A manhã de Marina

Era maio. O sol forçava seus raios na cortina entreaberta. Marina abriu os olhos e decidiu que aquele dia seria diferente. Empenhou-se a espreguiçar-se lentamente enquanto ouvia o som irritante dos cabelos friccionando o travesseiro. O coração já começava a acelerar e o desejo de ficar mais algum tempo aquecida entre os lençóis roubava-lhe a paz. Todos os dias eram assim.

A respiração ia ficando curta e o fato de sentar-se, colocar os pés no chão e ficar enfim de pé, associava-se à sua decisão de fazer a diferença.

Ela tinha lido Mrs. Dalloway, e queria copiar a frase célebre de Virginia: “Mrs. Dalloway decidiu que ela mesma compraria as flores”.

Foi pensando nisso que enfim enfiou os pés pálidos nas Havaianas surradas e caminhou devagar ao lavabo.
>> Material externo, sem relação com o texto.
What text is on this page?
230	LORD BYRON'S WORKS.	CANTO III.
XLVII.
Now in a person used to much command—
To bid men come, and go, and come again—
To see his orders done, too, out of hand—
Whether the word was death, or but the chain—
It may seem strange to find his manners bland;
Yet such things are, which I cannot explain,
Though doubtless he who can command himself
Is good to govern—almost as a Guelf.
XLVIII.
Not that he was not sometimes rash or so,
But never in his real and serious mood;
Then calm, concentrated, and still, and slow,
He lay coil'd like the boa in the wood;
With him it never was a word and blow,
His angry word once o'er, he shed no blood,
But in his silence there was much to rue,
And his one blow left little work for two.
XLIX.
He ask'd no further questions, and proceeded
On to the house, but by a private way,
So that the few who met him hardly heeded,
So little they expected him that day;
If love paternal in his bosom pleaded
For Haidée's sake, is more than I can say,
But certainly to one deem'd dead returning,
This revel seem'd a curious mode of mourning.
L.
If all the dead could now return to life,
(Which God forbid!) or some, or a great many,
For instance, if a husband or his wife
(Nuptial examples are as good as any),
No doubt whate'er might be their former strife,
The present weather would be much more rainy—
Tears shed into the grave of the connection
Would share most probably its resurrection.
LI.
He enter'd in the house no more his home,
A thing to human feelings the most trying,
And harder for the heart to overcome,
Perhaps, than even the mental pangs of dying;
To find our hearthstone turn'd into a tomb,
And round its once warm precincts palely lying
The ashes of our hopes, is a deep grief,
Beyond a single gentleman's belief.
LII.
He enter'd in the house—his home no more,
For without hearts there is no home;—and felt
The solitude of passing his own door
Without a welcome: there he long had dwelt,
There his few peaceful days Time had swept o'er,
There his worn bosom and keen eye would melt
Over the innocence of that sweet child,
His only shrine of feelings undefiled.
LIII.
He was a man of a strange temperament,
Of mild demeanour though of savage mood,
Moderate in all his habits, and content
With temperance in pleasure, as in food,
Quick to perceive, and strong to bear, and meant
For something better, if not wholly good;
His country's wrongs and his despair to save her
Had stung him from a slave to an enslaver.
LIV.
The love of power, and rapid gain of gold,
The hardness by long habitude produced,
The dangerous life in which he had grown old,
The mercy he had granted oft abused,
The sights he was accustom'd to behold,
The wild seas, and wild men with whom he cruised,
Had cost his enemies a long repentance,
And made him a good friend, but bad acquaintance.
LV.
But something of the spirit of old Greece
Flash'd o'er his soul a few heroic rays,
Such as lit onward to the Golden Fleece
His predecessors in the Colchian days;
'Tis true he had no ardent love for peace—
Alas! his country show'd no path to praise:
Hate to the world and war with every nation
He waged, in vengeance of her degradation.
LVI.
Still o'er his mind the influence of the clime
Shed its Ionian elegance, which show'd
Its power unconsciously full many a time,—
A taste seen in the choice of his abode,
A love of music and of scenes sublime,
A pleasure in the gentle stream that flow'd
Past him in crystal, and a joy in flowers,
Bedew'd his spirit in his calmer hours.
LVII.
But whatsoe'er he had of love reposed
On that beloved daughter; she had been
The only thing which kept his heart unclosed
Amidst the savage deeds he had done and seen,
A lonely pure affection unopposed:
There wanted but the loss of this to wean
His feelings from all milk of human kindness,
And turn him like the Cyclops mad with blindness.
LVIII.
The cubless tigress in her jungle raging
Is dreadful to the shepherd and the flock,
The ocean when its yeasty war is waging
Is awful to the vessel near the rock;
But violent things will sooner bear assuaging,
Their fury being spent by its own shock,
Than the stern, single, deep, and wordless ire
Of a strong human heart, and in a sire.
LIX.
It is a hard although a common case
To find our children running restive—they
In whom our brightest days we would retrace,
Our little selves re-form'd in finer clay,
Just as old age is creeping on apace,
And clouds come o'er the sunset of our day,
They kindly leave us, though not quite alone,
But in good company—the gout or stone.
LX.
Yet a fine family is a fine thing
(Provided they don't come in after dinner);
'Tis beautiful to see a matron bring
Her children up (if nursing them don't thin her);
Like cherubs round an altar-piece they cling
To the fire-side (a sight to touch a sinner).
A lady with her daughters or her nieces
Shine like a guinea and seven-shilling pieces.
Ao encarar seu reflexo no espelho notou que seu rosto estava inchado, e não podia se lembrar da última vez que realmente se via como era.

Escovou os dentes pensando em como havia ganhado peso, e em como seus cabelos não brilhavam mais. Isso a fez pensar se realmente deveria atravessar a rua e ir à padaria.

“Se Mrs. Dalloway foi eu também vou!”

Tirou o pijama e teve um ímpeto de constrangimento ao notar que ele tenha sido seu uniforme diário.

Abriu o armário e tudo estava confuso. Nada lhe chamava a atenção. Resolveu não arriscar afinal jeans e camiseta te faz parecer comum e respeitável.

Seria mesmo necessário comprar pão? Talvez pudesse se virar com o restinho de biscoito um pouco murcho que estava naquele pacote aberto sobre a mesa, pensava ela, relutante em si mesma.

Quando penteou os cabelos, houve um resquício de dignidade em seu semblante.

- Talvez eu consiga!- Disse para si mesma encarando o espelho.

Calçou seu All Star batido, colocou os óculos, apanhou a chave e uma nota de dez reais, não tinha trocados. Segurando o trinco entre os dedos, sentiu como se estivesse indo atravessar o oceano a nado, sem saber nadar. Suas mãos transpiravam e um leve tremor que se originava nas pernas percorreu seu corpo todo.

Abriu a porta de uma vez, e começou a descer as escadas, menos de um minuto e já estava diante daquela rua movimentada. Carros, buzinas, musica, conversas e tudo o que ela precisava fazer era esperar o sinal abrir para atravessar.

“Será que o semáforo está funcionando? Será que estão olhando para mim? Acho que esta roupa está muito velha? Minha camiseta esta amassada? Talvez eu devesse voltar para casa e trocar! Não isso é loucura!”

Consumida por pensamentos mal pode notar o esverdear da luz diante de si.

Atravessou a rua meio cambaleante como um bêbado, cabeça baixa enquanto a mão molhava o dinheiro ja tão amarrotado.

“Pronto! Consegui!” Respirou um tanto aliviada.

Entrou na padaria pequena, o cheiro lhe trouxe um certo conforto.

-Pois não! - Disse o senhor do outro lado do balcão.

-Dois pães franceses, por favor!

Enquanto o homenzinho se virava para apanhar e embalar o pedido.

Marina queria correr.

“Pães franceses?! Que ridículo ninguém fala assim. Ele deve estar pensando que sou patética.”

-Mais alguma coisa? - Perguntou ele interrompendo os pensamentos dela.

-Não, é só isso mesmo! - Respondeu entregando a nota.

Pegou o pacote e o torcia tanto nas mãos, que por pouco não o rasgou.

Agarrou o troco: uma nota de 5, uma de dois e algumas moedas. Isso pouco lhe importava.

Agradeceu e saiu.

Quando sentiu o sol lhe tocar. E vislumbrou a rua novamente a sua frente, havia dois sentimentos dentro dela: satisfação e angustia.

Desta vez o sinal se abriu mais rápido e ela com olhos nos pés, apressou-se ainda mais. Precisava voltar para casa!

Subiu as escadas com alegria, entrou em casa e abriu as cortinas. O dia estava tão bonito!

Preparou seu café bem doce, como gostava e colocou manteiga no pão, apreciou aquele momento deixando que ele se prolongasse!

E quando só havia farelos de pão à sua frente. Marina não sabia o que fazer.

Voltou para o quarto, vestiu o pijama e encolheu-se entre as cobertas.

“Amanhã talvez eu prefira comer os biscoitos”.